Dow futures pushed 100 points higher, as the market looked to extend Tuesday’s impressive rally. However, the rally soon fizzled, with the Dow losing 36 points, or 0.1%, by midday.
Traders are still monitoring geopolitical tensions in Asia and looking ahead to Federal Reserve chairman Jerome Powell’s second day in front of Congress.
The S&P 500 Index edged up 0.1% while the Nasdaq rose 0.6%.
Over the last few months, Wall Street bears have been chanting about the same three things:
Day by day, each of these three fears are getting smaller. Just yesterday, U.S. retail sales bounced back by 18%, eclipsing the 8% expected rate. JP Morgan’s consumer spending tracker shows a consistent rise since the March bottom. The consumer is coming back.
Despite the scary headlines, fears of a second wave are likely overblown. A new treatment in the UK, Dexamethasone, reduces deaths by a third in the most severe cases. And even if there is a second wave, countries are more vigilant and will react faster. For that reason, Morgan Stanley managing director Deyi Tan, says a second wave isn’t even part of their investment base case.
So at this point in time, we don’t expect a second wave to actually cause the global economy, or Asian economies, to go through a double dip.
And lastly, those fears of a Great Depression? Well, all signs point to an economy that is recovering faster than most anticipated. Everything from unemployment, mortgage applications, house prices, car prices, and dining out has bottomed and begun to recover.
We know, from history, that the stock market bottoms well before the economy. If that holds up, the stock market bottom is almost certainly in.
That’s the view of Stephane Monier, chief investment officer at Banque Lombard Odier. His firm’s base case is a V-shaped economic recovery. With that in mind, he thinks the stock market is still slightly undervalued.
We see the fair value of the S&P 500 around 3,200.
Monier has an optimistic case 3,600 if there’s a breakthrough in virus treatment. And a bear case of 2,700 if there’s a dramatic second wave.

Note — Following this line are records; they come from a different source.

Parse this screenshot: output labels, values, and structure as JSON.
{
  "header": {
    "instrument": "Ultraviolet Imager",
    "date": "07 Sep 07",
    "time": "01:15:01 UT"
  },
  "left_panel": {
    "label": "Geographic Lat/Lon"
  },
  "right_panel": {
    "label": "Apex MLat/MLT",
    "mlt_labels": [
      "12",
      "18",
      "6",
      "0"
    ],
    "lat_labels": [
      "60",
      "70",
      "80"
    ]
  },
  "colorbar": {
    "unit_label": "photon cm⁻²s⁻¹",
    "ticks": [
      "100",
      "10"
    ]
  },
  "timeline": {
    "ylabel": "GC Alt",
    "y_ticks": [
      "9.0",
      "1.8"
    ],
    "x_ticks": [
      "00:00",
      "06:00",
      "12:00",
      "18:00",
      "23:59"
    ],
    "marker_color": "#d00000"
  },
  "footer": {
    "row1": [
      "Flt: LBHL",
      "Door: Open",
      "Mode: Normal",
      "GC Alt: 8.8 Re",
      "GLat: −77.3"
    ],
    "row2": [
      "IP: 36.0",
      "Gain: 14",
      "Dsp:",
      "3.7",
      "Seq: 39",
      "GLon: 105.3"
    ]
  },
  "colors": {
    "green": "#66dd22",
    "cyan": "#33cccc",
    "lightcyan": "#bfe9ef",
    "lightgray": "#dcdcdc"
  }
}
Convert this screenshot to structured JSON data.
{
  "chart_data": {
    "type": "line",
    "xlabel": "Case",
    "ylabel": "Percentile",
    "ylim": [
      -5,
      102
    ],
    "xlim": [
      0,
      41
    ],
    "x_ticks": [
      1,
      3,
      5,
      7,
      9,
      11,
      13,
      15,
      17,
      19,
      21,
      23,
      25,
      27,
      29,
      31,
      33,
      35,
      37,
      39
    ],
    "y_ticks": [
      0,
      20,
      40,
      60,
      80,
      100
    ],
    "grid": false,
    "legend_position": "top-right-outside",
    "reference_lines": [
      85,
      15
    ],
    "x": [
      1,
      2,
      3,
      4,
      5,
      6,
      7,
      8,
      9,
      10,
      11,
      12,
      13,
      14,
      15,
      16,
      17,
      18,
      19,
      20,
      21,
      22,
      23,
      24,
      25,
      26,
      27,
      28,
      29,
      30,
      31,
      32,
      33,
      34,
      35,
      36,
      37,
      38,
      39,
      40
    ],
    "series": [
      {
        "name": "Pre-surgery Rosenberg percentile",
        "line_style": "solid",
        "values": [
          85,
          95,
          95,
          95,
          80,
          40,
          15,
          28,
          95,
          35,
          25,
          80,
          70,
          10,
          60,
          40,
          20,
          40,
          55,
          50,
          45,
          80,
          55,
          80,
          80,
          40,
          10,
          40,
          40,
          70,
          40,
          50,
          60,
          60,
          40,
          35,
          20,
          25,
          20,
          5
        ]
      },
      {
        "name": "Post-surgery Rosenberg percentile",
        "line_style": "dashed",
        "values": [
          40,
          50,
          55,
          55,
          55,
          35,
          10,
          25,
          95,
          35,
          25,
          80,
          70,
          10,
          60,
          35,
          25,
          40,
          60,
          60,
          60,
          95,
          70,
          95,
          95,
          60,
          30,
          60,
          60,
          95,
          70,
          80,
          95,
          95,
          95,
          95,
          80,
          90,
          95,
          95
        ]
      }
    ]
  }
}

As the fears fade, the Street’s loudest bears are beginning to change their tune. Stanley Druckenmiller admitted he was “humbled” by the latest rally while he sat on the sidelines. Now, researcher James Bianco has capitulated, too. Until recently, he was adamant this was a ‘bear market rally’. It might still be, but he began buying back into stocks last month.
Theres been a massive flood of money among retail investors into this market. And that doesn’t look like it’s stopping, and that is going to continue pushing this market higher.
He also said he didn’t appreciate the level to which the Fed’s support would sustain the rally.